Sunday, 16 April 2023

When a don is shot dead under police escort on live TV in UP

 

 
 
 

Dear Express Reader,

 

The murder of don-politician Atiq Ahmed and his brother, Ashraf, in police custody, at point blank range, live on camera, by three assailants, in Prayagraj on Saturday, is the chilling new twist in a brutish crime drama. No uplifting triumph of law, no eventual redemption, seems visible or possible at the end of this story.

 

Earlier, on Thursday, the police "encounter" of Atiq's son Asad Ahmed and an aide in Jhansi, had become Encounter No 183 on the watch of the six-year-old Yogi Adityanath government in UP. 

 

It was also the third police encounter in the Umesh Pal murder case, and the third in the first 13 days of April. With the killing of Atiq and Ashraf, six of the accused in the case have been killed so far - four by the police in encounters and two, by assailants, in police custody.         

 

In the wake of this Saturday after that Thursday, there are urgent questions. If two men under police protection can be murdered so brazenly, who is safe, and what does it say about the Yogi government's tall claims about UP's law and order machinery? What kind of a police force shoots to kill and maim, again and again, in cold blood, cocking a snook at the criminal justice system it is part of, and due process? How is it that a police force that showed itself so trigger-happy on Thursday did not fire a single bullet on Saturday? 

 

But there is a larger political context which could decide whether or not, and in what manner, the above questions will be framed in UP. It could determine whether these questions will be overtaken by a political narrative that wreaks a disquieting inversion: In which the killings, both by the police and by others as the police stood by, are seen not as the problem, but as part of the solution. 

 

The background to this Thursday and Saturday is made of the fact that Chief Minister Yogi Adityanath has repeatedly and forcefully commended the lengthening list of encounters by UP Police.
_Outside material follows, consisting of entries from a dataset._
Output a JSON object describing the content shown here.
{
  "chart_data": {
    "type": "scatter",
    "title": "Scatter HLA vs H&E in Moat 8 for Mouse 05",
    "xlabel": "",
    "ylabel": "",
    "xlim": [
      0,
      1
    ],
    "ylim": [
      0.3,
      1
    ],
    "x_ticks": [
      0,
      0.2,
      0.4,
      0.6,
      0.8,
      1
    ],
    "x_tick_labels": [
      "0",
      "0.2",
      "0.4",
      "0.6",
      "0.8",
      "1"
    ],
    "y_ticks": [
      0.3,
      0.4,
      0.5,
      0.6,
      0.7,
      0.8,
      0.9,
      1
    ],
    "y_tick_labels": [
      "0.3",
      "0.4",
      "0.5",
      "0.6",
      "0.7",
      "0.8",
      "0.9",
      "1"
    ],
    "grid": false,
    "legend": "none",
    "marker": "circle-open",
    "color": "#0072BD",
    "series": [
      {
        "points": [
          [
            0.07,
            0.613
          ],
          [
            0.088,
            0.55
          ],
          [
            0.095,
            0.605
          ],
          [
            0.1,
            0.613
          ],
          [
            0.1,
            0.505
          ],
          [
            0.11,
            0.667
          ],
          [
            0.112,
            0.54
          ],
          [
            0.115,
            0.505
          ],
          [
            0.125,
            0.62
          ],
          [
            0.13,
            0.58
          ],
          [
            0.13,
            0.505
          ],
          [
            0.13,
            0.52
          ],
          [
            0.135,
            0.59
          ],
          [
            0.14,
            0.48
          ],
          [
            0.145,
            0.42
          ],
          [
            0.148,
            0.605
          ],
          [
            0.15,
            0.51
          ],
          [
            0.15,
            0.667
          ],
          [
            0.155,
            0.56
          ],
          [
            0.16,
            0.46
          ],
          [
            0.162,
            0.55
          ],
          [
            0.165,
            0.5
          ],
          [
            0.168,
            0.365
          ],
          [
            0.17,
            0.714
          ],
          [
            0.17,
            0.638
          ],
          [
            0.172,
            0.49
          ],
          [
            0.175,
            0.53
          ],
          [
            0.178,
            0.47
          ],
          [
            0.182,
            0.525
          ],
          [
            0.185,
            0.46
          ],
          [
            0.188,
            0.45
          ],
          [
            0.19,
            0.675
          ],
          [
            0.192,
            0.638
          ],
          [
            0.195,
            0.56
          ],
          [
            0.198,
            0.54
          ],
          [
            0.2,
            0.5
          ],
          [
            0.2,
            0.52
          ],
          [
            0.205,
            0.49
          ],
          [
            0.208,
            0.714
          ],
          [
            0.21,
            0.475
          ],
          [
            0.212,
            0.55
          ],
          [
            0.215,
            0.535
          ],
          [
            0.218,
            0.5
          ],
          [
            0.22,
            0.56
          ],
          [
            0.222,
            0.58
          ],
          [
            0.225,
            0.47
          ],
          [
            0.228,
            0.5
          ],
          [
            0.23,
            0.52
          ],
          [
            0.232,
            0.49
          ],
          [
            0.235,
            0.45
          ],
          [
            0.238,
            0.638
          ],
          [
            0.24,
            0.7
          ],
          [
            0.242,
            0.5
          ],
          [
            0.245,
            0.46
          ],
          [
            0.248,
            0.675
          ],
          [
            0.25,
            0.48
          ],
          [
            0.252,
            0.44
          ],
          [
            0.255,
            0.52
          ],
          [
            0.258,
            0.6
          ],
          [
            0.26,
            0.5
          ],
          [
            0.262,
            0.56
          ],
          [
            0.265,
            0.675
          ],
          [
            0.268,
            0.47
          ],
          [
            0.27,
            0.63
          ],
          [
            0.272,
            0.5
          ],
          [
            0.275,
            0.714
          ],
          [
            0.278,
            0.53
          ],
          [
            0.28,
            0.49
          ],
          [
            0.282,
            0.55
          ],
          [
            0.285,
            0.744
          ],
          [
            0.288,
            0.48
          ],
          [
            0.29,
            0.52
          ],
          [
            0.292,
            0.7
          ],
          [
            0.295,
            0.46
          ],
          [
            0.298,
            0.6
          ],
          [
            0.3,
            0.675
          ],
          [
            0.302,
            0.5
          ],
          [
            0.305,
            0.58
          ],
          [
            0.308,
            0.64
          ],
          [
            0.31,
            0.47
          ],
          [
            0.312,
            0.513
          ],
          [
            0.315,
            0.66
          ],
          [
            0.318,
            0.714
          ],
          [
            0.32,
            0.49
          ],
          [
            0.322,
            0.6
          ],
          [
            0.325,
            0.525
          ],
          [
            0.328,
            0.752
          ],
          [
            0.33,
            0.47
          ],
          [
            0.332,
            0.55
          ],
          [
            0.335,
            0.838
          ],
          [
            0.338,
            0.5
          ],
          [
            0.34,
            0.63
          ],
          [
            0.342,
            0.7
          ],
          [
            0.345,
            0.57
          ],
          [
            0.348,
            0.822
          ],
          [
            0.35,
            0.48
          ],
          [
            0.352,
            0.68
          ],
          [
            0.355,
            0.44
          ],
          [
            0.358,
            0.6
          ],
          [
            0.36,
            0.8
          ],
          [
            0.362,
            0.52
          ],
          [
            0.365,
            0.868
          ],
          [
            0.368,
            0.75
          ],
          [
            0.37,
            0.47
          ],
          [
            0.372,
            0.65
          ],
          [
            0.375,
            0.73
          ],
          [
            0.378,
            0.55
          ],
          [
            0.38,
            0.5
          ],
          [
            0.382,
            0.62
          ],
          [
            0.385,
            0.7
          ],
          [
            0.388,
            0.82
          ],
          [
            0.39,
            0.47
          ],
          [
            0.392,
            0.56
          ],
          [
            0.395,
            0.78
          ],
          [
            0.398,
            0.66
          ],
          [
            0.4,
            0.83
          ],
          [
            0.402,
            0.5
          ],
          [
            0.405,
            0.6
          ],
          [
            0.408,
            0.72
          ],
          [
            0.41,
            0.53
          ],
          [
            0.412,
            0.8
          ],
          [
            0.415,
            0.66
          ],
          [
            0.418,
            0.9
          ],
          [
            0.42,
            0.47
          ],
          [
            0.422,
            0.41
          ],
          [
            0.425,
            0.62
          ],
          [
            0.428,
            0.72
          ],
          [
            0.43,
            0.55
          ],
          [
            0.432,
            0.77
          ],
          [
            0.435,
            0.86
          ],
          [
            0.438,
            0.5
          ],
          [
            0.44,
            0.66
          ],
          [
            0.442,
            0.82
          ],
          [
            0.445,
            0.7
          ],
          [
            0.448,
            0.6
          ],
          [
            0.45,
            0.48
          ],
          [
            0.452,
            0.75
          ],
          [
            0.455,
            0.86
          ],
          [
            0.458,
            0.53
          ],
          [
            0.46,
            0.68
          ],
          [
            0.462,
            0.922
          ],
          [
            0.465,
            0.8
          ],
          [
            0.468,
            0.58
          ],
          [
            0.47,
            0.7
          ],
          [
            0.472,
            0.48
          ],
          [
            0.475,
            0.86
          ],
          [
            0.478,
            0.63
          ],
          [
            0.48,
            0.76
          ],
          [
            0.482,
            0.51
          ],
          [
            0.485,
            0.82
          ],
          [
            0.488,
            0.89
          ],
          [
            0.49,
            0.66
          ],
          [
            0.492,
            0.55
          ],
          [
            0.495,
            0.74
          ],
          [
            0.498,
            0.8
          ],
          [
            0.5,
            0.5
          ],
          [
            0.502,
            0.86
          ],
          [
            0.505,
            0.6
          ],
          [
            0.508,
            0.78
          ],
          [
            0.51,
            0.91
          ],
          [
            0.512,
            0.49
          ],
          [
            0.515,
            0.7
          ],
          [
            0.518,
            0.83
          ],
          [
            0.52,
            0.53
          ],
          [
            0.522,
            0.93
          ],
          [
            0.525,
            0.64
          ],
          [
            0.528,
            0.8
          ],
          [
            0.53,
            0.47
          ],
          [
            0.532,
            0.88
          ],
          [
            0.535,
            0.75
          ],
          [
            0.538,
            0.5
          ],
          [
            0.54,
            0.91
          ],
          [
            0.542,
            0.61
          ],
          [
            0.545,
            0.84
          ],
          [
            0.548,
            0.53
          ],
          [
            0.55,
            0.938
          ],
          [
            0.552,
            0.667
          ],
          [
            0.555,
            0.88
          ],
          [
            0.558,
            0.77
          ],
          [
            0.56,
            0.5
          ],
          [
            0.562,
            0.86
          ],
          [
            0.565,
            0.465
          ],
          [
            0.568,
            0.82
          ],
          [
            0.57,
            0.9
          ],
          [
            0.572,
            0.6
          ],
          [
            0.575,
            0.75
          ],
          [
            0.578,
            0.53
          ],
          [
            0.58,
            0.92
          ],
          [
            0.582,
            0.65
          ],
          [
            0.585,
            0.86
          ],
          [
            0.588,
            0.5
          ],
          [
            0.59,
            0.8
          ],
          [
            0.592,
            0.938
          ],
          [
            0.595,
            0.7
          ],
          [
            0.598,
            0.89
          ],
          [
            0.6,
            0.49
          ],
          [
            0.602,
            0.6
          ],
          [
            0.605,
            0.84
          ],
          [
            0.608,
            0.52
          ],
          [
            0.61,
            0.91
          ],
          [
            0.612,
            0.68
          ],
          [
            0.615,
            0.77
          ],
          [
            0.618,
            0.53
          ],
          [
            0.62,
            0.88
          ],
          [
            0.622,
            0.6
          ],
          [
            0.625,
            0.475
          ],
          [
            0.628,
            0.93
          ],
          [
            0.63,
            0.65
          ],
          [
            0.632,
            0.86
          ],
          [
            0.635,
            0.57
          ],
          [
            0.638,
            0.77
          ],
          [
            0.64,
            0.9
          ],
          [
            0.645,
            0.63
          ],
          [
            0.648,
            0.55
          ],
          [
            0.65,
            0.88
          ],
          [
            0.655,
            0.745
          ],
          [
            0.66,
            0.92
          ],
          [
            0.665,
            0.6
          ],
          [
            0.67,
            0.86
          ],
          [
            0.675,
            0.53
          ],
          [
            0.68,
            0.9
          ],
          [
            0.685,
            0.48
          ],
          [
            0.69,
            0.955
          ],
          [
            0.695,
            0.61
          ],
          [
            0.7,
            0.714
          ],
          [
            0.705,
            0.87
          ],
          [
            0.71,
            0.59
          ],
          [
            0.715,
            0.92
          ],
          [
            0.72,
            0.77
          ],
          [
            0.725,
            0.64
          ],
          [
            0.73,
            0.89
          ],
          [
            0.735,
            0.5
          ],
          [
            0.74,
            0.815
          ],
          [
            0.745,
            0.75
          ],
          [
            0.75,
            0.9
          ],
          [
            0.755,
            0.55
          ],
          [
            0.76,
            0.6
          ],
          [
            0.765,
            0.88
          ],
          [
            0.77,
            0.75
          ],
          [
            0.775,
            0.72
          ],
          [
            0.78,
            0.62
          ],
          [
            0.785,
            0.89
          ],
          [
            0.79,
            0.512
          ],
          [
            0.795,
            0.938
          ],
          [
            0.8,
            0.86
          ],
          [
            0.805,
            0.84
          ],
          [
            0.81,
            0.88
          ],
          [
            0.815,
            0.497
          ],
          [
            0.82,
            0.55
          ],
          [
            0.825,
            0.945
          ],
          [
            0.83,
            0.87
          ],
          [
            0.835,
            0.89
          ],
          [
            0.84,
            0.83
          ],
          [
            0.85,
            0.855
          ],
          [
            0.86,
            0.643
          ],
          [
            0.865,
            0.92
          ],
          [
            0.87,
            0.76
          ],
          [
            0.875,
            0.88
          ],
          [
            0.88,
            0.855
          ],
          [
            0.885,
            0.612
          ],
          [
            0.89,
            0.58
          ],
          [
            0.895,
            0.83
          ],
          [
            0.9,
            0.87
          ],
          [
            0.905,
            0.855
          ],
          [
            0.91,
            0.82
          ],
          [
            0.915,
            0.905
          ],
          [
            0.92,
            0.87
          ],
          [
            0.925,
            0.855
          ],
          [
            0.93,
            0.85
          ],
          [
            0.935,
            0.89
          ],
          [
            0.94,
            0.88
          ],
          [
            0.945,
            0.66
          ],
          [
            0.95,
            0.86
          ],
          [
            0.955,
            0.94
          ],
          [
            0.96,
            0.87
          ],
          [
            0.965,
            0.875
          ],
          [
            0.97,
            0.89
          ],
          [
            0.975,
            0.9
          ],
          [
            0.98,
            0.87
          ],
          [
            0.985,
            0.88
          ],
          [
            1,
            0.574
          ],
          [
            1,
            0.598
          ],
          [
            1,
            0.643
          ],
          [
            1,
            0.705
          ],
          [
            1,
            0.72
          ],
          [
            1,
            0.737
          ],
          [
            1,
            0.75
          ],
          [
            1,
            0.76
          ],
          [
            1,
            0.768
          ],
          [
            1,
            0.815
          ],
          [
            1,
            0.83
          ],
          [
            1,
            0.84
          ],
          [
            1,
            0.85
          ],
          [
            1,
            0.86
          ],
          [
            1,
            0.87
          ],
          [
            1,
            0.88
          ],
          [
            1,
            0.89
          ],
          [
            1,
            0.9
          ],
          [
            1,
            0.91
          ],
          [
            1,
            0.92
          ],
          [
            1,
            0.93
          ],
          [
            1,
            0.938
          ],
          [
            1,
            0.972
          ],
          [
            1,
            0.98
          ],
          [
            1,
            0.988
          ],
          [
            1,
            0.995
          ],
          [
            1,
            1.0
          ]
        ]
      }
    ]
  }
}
He has sought to normalise them in a "thok denge (we'll knock them down)" narrative of muscular governance that redefines the fundamental relationship between "vikas (development)" and "suraksha (safety/security)", "shaastra (rulebook)" and "shastra (weapons/violence)".

 

Not surprisingly, then, even as the UP government has ordered a judicial probe in the events on Saturday, UP ministers have all but declared the case closed. Jal Shakti minister Swatantra Dev Singh tweeted: "Paap aur punya isi janam mein hota hai (sin and virtue are accounted for in this lifetime)". And Suresh Khanna, minister of finance and parliamentary affairs, described it as an "aasmani faisla (cosmic decision)" that everyone must accept.

 

The backdrop to this Thursday and Saturday also folds in an earlier time in UP. It includes the fact that many of those being killed in police encounters are history-sheeters, and that some earlier regimes sought to establish their secular credentials not by ensuring equality of opportunity for the minority community, or by protecting the spaces for it to be heard, but by allowing the lumpen elements within it to flout the law and get away with it - and be seen by the majority to get away with it too. 

 

The context to the latest shoot-outs, then, is also made of popular support for, or at least lack of visible popular resistance to, the Yogi government's progressively hardening model of rule in UP - from clamping down on individual protesters by sending them legal notices and attaching their properties to shrinking public platforms for parties of the Opposition. From longer and more frequent imposition of Section 144 to still political activity on the ground to the use of the bulldozer and encounters to short-circuit the process of justice.

 

In the process, crucial lines are being wilfully and dangerously blurred - between mafia and crime on the one hand and identity and community on the other. Amid the larger coarsening, the police, by actively participating in the killing on Thursday, and appearing to stand by on Saturday, is reinforcing a chilling message of no institutional recourse.   

 

The events of last week have resurrected difficult questions about rule of law, politics and impunity in UP. The answers may not show on the scoreboard for the local body polls due next month, they may not be found either in the tallies in Lok Sabha elections due next year. 

 

There is no alternative, perhaps, to a deeper and longer look within, in UP.